Interessant ist der Ort, an dem die Linguisten mit zwei außerirdischen Wesen ‘sprechen’, die sie Abbott und Costello taufen. Die Wissenschaftler werden von unten in das UFO eingebracht und betreten dort einen Gang. An dessen Ende landen sie vor einer breitgelagerten, semi-trans­parenten Scheibe. Hinter dieser Schei­be befinden sich die Aliens, auf ihr hinterlassen sie ihre Zei­chen. Ein­mal mehr erscheint mit diesem Setting die Kinosituation paraphrasiert. Auch diese Kom­muni­ka­tion funk­tioniert theore­tisch wie im Kino: Irgendwer versucht uns et­was zu sagen, den wir nicht er­kennen und der uns mit Bildern und Sound ‘be­rühren’ will, die wiederum wir nur der Möglichkeit nach so verstehen wie sie ursprüng­lich gemeint sind.

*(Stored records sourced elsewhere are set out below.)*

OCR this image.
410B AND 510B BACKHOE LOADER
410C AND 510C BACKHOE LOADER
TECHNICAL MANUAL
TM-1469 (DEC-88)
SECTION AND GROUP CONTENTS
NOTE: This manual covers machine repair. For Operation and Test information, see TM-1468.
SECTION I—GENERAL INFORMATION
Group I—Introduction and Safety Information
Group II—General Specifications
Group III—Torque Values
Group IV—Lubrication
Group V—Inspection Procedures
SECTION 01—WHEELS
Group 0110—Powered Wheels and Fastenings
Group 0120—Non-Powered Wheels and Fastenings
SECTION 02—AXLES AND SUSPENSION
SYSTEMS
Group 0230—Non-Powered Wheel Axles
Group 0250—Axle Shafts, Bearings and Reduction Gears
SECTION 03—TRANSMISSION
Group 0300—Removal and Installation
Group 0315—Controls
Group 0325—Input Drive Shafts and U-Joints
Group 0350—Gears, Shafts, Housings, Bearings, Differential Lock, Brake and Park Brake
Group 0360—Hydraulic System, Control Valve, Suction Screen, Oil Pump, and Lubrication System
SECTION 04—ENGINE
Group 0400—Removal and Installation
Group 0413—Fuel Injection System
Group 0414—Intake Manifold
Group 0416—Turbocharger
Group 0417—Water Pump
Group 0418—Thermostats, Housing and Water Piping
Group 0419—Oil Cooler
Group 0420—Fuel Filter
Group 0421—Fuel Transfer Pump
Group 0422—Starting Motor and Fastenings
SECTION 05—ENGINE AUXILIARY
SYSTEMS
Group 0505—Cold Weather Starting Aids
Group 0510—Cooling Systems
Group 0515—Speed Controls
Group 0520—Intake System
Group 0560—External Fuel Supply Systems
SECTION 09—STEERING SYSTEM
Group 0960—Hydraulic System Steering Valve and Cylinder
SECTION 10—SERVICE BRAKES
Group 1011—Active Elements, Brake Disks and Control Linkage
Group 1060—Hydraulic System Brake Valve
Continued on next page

Wie im tiefsinnigsten aller Science fiction-Filme, Kubricks 2001: A Space Odyssey (1968), wird aus dem Rätsel um ein zeichenhaftes Objekt am Ende eine Rätsel um die Zeit, die von Menschen offensichtlich immer erst ein­mal linear sowie aufgeteilt in Abschnitte, Epochen, humane Lebens­zyk­len gedacht wird. Dafür haben die Außerirdischen in Arrival eine Alter­na­tive, und damit auch der Film, der sich kreativ der weitestgehenden Gestal­tungs­mög­lich­keit des Mediums Films, dem Verräumlichen der Zeit, bedient.

“Are you dreaming in your language“, wird Louise einmal ge­fragt. Das ist auch fürs Kino eine ent­schei­dende Frage: Falls wir an diesem Ort über­haupt träumen und nicht denken, um zu ver­stehen, dann gilt es darauf eine Antwort zu finden: Träumen wir hier in einer Sprache?